Intervention de Raymonde Poncet Monge

Réunion du 11 mars 2021 à 10h30
Droit à mourir dans la dignité — Discussion et retrait de l'ordre du jour d'une proposition de loi

Photo de Raymonde Poncet MongeRaymonde Poncet Monge :

Madame la présidente, monsieur le ministre, mes chers collègues, la question du droit individuel à bénéficier de l’aide active à mourir, dans un cadre strictement défini et contrôlé, s’invite régulièrement dans l’actualité. Plusieurs propositions de loi ont été déposées en ce sens à l’Assemblée nationale. Autour de nous, des pays légalisent cette pratique. La population française, dans sa diversité, y est massivement favorable. Il nous faut donc comprendre ce qui insiste comme ce qui résiste dans ce débat en France.

L’objection première est qu’un tel choix résulterait d’un défaut d’accompagnement de qualité de la fin de vie, d’une non-application ou d’une mauvaise application des lois existantes, ou de l’absence d’unités de soins palliatifs.

Certes, on meurt mal en France. Et, effectivement, les soins palliatifs attendent depuis trois ans un nouveau plan. Les fermetures, toujours en cours, de dizaines de milliers de lits de spécialités médicales, en cancérologie, en pneumologie, en gériatrie, où l’accompagnement de type palliatif s’exerçait, ont de facto diminué l’offre de lits palliatifs. Mais le cas de la Belgique, pionnière des soins palliatifs, et qui a ensuite légalisé l’aide active à mourir, nous le prouve : tout cela n’épuise pas la question, même si, au final, très peu de personnes et de situations sont concernées.

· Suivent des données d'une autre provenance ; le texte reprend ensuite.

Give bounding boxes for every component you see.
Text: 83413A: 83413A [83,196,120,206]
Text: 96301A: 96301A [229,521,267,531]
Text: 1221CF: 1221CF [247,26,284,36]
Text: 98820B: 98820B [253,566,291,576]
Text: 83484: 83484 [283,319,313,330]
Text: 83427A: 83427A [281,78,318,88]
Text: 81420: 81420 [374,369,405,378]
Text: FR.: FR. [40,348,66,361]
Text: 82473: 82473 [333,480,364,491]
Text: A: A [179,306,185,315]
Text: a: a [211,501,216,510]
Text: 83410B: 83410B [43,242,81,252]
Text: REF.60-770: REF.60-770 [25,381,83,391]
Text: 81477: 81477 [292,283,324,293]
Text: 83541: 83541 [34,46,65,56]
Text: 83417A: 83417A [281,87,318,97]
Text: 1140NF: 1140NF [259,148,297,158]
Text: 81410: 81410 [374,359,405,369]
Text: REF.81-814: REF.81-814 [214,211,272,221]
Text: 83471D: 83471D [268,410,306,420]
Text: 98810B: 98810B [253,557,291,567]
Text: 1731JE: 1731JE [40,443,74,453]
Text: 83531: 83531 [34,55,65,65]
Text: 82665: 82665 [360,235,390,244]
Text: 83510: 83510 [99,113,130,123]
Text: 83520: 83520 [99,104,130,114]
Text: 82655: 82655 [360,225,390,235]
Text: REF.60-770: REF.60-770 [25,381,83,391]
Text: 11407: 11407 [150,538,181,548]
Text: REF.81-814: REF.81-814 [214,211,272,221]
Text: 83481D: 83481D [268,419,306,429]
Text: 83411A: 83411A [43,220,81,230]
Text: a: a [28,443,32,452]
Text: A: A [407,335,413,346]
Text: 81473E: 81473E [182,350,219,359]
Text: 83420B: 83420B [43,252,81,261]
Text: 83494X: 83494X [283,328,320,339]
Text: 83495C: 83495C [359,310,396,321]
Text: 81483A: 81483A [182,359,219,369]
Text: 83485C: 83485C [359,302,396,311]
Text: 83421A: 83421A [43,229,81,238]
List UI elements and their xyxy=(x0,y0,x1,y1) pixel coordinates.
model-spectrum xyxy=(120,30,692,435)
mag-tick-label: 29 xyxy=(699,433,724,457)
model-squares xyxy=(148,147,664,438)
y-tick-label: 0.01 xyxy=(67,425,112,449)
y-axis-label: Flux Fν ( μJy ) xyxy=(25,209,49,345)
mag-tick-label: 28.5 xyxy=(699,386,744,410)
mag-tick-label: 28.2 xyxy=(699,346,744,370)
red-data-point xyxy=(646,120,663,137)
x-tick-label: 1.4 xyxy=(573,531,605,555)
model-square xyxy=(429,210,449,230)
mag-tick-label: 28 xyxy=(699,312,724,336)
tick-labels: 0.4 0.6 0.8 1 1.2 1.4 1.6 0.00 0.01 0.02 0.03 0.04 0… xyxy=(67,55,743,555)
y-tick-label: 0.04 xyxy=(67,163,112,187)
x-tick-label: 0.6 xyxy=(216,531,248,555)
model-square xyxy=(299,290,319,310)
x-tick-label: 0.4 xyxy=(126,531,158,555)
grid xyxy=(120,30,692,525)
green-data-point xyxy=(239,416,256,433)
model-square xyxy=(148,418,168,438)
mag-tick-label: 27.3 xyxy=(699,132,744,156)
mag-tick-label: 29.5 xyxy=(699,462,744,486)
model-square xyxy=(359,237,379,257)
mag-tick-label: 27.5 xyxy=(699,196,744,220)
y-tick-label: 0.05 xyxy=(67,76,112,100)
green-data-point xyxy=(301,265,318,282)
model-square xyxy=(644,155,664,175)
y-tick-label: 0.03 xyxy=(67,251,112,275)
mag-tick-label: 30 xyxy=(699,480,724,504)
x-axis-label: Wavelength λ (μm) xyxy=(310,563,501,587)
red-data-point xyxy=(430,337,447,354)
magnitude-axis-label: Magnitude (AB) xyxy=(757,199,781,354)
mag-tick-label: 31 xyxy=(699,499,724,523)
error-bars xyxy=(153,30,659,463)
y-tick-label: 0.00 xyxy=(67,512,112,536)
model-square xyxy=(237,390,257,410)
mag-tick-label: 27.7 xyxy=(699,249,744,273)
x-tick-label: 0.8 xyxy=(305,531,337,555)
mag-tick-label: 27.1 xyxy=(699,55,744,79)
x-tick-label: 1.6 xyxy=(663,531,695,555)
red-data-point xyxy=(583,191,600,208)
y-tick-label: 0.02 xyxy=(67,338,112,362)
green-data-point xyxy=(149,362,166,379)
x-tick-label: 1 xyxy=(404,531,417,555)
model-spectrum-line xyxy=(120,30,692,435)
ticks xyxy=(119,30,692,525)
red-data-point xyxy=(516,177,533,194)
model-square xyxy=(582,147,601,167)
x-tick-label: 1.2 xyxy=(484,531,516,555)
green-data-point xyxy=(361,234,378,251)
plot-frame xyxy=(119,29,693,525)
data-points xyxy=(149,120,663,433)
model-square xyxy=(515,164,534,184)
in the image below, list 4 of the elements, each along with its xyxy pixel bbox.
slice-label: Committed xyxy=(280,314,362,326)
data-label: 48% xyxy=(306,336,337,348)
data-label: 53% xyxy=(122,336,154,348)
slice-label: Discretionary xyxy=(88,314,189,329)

D’ailleurs, cette proposition de loi réaffirme le droit effectif universel à accéder à des soins palliatifs dans tous les départements, proportionnellement à leur population.

La société garantit alors de dignes conditions d’accompagnement et de soins. Pour autant, elle ne peut prétendre définir à la place de la personne atteinte d’une maladie grave et incurable lui infligeant une souffrance inapaisable ni ce qui fait sens pour cette dernière dans le temps qu’il lui reste à vivre ni sa conception personnelle d’une mort digne.

Ce qui insiste donc, c’est la demande que la société entende et respecte le choix, irréductible à l’individu, de décider du moment de partir, et qu’elle permette l’effectivité de ce choix individuel dans le cadre collectif qu’elle a défini.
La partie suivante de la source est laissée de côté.